Terms of the deal call for a reverse Morris trust, under which BD's Bioscience and Diagnostics business will be spun off tax-free to shareholders and then simultaneously merged with Waters. Following closure of the deal, BD's shareholders will own 39.2 percent of the combined company, and Waters' shareholders will own the remaining 60.8 percent. Waters also will assume $4 billion of debt.
The deal doubles Waters' TAM to roughly $40 billion while fitting with its existing strategies of focusing on regulated applications and recurring revenue, Waters President and CEO Udit Batra said during a conference call held Monday morning to discuss the deal.
Batra said the deal, which is expected to close around the end of the first quarter of 2026, is expected to generate pro forma revenue of approximately $6.5 billion in 2025. He said that following the transaction, Waters expects mid-to-high single-digit revenue growth and mid-teens adjusted earnings-per-share growth through 2030.
Batra added that the combined company, which will remain headquartered in Milford, Massachusetts, will employ roughly 16,000 people.
BD announced in February that its board of directors had authorized it to separate its Biosciences and Diagnostics Solutions business from the rest of the company to maximize shareholder value.
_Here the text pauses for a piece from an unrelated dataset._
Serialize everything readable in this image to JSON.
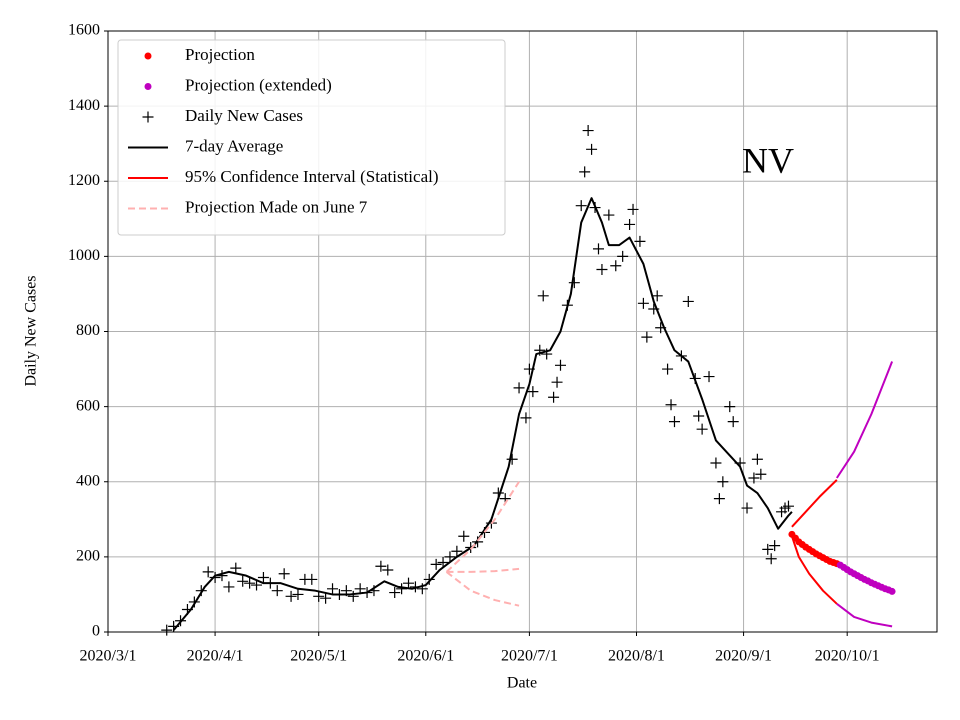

BD said at that time that it aimed to complete that separation by the end of 2026. The decision stemmed from a portfolio review the company launched in 2024.
BD's decision to divest its Biosciences and Diagnostics business stems from a focus on simplification, and concentrating on its core medical technologies. Waters, meanwhile, will expand into clinical diagnostics and biologics, doubling its total addressable market (TAM) and creating new cross-selling opportunities. The merged portfolio will be uniquely positioned to serve both regulated QC applications and diagnostic markets, offering everything from LC-MS for drug development to flow cytometry and PCR for cell-based analysis.
Batra highlighted a number of benefits that Waters anticipates from the deal. The company expects acquisition of BD's expertise in the biologics market will help Waters apply its chemistry and separations expertise to that market. Additionally, it expects its expertise in high-volume bioanalytical characterization applications will allow it to move BD's flow cytometry and PCR technologies into large molecule AQ/QC applications. Waters also expects BD's experience in clinical and diagnostic settings will help Waters develop its diagnostics business, including mass spectrometry-based diagnostics. Batra said the company plans to spend roughly 10 percent of sales on R&D.
Batra also said that Waters believes it can boost growth within the Biosciences and Diagnostics Solutions business by applying to BD's installed base of more than 70,000 instruments its business practices aimed at driving instrument replacement and service plan sales.
The deal "unlocks immediate commercial impact by enabling us to apply our proven execution playbook at greater scale," he said.
In a note to investors, Jefferies analyst Tycho Peterson said the bank viewed the deal favorably, noting that it expands Waters' TAM while maintaining "an attractive margin profile." He said, however, that in the short term the deal "adds potential integration risk and more moving pieces" to what had been a "fairly simple LCMS replacement cycle story and high [return on invested capital] profile that was attractive to many."
In Monday morning trading on the New York Stock Exchange, Waters shares were down 13 percent to $308.14. BD shares were down less than 1 percent to $174.72.